Berita Naim Qassem Pimpin Hizbullah sampai Dunia Kutuk Israel Blokade UNRWA

by

Daftar isi



Jakarta, Pahami.id

Milisi Hizbullah di Lebanon mengangkat Syekh Naim Qasem sebagai pemimpin baru mereka pada Selasa (29/10).

Selain itu, dua negara di Asia Tenggara yaitu Malaysia dan Thailand sedang menyelidiki penemuan residu kimia berbahaya pada anggur muscat impor.


Berikut rangkumannya di International Flash hari ini, Rabu (30/10).

Kelompok milisi Lebanon, Hizbullah, menunjuk Sheik Naim Qassem pada Selasa (29/10) sebagai pemimpin baru mereka menggantikan Hassan Nasrallah.

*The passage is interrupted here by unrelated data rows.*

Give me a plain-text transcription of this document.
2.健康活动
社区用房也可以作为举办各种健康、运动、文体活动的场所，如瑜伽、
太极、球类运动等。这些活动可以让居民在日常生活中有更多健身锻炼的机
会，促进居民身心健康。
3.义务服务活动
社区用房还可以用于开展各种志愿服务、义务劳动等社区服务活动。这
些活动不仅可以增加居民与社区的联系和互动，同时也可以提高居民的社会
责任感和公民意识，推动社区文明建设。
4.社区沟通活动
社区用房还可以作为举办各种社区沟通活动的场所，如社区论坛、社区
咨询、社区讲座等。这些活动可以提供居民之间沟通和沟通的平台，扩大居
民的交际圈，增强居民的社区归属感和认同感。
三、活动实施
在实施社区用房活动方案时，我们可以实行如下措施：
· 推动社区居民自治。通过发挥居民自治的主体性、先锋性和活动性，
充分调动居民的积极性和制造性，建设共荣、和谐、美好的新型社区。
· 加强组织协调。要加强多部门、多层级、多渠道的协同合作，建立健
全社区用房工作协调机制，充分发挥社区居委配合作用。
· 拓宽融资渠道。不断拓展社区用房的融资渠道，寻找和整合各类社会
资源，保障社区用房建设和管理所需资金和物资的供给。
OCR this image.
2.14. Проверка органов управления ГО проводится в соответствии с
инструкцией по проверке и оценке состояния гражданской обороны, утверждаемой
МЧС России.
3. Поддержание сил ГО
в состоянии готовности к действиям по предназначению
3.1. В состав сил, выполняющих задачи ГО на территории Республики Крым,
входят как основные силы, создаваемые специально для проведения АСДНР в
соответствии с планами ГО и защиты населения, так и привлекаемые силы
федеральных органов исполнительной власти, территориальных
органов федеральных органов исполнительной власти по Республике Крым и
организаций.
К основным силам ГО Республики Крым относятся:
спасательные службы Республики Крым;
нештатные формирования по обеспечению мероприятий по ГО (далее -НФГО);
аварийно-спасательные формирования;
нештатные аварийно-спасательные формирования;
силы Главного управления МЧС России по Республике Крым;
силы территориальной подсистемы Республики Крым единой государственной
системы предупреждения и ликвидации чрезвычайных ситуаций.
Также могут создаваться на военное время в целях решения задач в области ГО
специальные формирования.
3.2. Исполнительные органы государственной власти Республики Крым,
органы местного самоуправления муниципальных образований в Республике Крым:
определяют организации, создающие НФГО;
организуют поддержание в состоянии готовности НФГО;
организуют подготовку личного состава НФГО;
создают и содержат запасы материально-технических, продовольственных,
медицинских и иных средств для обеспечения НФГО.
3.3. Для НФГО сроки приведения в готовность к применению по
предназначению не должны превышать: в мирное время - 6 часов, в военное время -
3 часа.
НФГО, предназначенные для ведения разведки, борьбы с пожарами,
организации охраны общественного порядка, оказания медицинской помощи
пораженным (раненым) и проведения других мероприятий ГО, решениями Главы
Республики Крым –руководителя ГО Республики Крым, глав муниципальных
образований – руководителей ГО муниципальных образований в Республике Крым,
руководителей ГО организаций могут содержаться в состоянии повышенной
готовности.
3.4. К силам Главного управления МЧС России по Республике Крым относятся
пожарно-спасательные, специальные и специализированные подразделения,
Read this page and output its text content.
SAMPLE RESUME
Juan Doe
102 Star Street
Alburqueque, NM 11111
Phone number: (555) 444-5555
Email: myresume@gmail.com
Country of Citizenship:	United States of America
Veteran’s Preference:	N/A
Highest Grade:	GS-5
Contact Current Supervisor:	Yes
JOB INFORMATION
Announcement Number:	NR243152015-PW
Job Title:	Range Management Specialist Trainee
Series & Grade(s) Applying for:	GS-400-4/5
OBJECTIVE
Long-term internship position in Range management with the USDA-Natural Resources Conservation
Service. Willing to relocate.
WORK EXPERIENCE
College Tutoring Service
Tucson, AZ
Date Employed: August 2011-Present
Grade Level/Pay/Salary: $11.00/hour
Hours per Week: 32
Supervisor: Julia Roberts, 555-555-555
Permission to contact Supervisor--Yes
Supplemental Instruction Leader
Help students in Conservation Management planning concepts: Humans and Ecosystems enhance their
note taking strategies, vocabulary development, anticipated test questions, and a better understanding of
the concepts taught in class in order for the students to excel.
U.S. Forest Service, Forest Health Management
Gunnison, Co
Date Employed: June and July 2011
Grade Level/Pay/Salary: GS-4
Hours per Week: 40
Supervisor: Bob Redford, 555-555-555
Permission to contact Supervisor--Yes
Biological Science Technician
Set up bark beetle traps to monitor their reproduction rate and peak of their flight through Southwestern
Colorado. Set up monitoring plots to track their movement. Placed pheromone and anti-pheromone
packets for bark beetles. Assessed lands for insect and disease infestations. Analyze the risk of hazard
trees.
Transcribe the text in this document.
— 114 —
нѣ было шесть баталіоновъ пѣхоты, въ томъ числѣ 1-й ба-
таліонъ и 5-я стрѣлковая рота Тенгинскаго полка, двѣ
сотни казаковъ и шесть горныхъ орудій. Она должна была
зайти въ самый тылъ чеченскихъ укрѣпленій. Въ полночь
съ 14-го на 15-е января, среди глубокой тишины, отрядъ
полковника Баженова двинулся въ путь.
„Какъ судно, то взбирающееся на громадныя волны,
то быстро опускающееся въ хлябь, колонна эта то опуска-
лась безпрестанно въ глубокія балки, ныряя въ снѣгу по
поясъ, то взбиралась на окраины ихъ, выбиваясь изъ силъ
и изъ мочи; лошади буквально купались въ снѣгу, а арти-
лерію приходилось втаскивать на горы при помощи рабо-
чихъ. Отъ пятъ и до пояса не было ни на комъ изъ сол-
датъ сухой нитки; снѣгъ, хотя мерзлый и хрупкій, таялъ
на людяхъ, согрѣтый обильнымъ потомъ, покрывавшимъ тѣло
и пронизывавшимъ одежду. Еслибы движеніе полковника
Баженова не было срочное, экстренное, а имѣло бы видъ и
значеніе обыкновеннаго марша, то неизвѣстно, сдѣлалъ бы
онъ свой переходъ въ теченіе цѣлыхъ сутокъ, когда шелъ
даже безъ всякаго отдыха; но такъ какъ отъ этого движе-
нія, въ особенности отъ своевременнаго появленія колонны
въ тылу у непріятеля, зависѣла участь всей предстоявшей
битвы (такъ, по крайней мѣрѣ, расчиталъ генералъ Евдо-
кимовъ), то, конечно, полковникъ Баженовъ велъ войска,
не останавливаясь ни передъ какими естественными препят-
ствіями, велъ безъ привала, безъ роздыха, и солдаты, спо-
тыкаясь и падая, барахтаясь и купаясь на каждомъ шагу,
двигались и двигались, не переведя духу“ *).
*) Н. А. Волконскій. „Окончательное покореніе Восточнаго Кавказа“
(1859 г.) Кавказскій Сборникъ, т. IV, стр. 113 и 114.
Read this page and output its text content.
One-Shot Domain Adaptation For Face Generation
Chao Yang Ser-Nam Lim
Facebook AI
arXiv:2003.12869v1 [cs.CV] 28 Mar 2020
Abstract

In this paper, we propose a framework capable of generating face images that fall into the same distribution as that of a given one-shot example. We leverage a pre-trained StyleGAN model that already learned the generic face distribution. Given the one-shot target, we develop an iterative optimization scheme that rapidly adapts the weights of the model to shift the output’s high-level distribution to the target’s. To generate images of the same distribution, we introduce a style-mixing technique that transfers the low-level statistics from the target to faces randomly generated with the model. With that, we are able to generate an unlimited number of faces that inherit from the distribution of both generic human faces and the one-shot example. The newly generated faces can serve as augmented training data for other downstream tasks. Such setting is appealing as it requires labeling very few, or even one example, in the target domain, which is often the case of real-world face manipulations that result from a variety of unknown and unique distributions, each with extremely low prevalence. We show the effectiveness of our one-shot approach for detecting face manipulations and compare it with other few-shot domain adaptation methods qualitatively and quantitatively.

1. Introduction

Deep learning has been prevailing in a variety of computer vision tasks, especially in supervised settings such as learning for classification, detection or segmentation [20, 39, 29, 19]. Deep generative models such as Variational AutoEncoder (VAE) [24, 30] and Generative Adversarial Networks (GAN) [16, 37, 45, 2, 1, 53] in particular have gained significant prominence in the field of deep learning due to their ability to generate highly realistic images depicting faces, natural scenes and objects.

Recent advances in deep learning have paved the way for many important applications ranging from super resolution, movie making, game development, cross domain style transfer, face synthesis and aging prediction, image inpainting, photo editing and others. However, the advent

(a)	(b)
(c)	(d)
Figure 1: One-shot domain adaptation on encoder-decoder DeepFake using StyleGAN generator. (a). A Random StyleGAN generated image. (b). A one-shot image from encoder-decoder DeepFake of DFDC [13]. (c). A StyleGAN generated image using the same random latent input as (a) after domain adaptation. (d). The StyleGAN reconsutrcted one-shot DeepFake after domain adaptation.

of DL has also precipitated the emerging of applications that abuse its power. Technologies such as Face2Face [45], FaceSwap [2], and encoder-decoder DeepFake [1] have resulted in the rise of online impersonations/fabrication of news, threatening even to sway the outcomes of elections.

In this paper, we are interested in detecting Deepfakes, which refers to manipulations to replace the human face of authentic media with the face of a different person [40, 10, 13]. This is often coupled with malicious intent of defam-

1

“Qassem dipilih untuk posisi tersebut karena dia menganut prinsip dan tujuan Hizbullah,” kata Hizbullah dalam sebuah pernyataan.

Sebelum menduduki jabatan teratas Hizbullah, Naim, yang kini berusia 71 tahun, menjabat sebagai wakil pemimpin Hizbullah. Dia menemani Nasrallah memimpin kelompok milisi.

Malaysia dan Thailand melancarkan penyelidikan terhadap anggur impor Shine Muscat, setelah diduga mengandung residu kimia berbahaya.

Pekan lalu, Jaringan Peringatan Pestisida Thailand (Thai-PAN) mengumumkan puluhan residu bahan kimia berbahaya ditemukan dalam anggur Shine Muscat yang diimpor ke Thailand.

Kementerian Pertanian dan Keamanan Pangan (KPKM) Malaysia juga menyatakan akan melakukan pemeriksaan mendalam terhadap buah anggur Shine Muscat di negara tersebut.

Sebelumnya, 23 dari 24 sampel anggur Shine Muscat yang diambil dari 15 toko di Bangkok ditemukan mengandung residu pestisida pada tingkat di atas batas normal.

Sejumlah negara mengecam dan menyatakan keprihatinannya setelah Israel mengesahkan undang-undang yang melarang operasi badan PBB untuk Pengungsi Palestina (UNRWA) di Yerusalem Timur.

Parlemen Israel mengesahkan dua undang-undang mengenai pelarangan UNRWA. Pertama, mereka mengesahkan undang-undang yang mengakhiri operasi UNRWA di Yerusalem Timur. Mereka mengklaim wilayah ini sebagai bagian dari Negara Zionis.

Parlemen juga mengesahkan undang-undang yang mengakhiri partisipasi Israel dalam Perjanjian Comay-Michelmore pada tahun 1967. Perjanjian ini memberi mereka mandat untuk memberdayakan dan memfasilitasi kerja UNRWA.

Tindakan tersebut memancing kemarahan dunia internasional mulai dari China, Rusia, Yordania, Inggris, Australia termasuk Indonesia.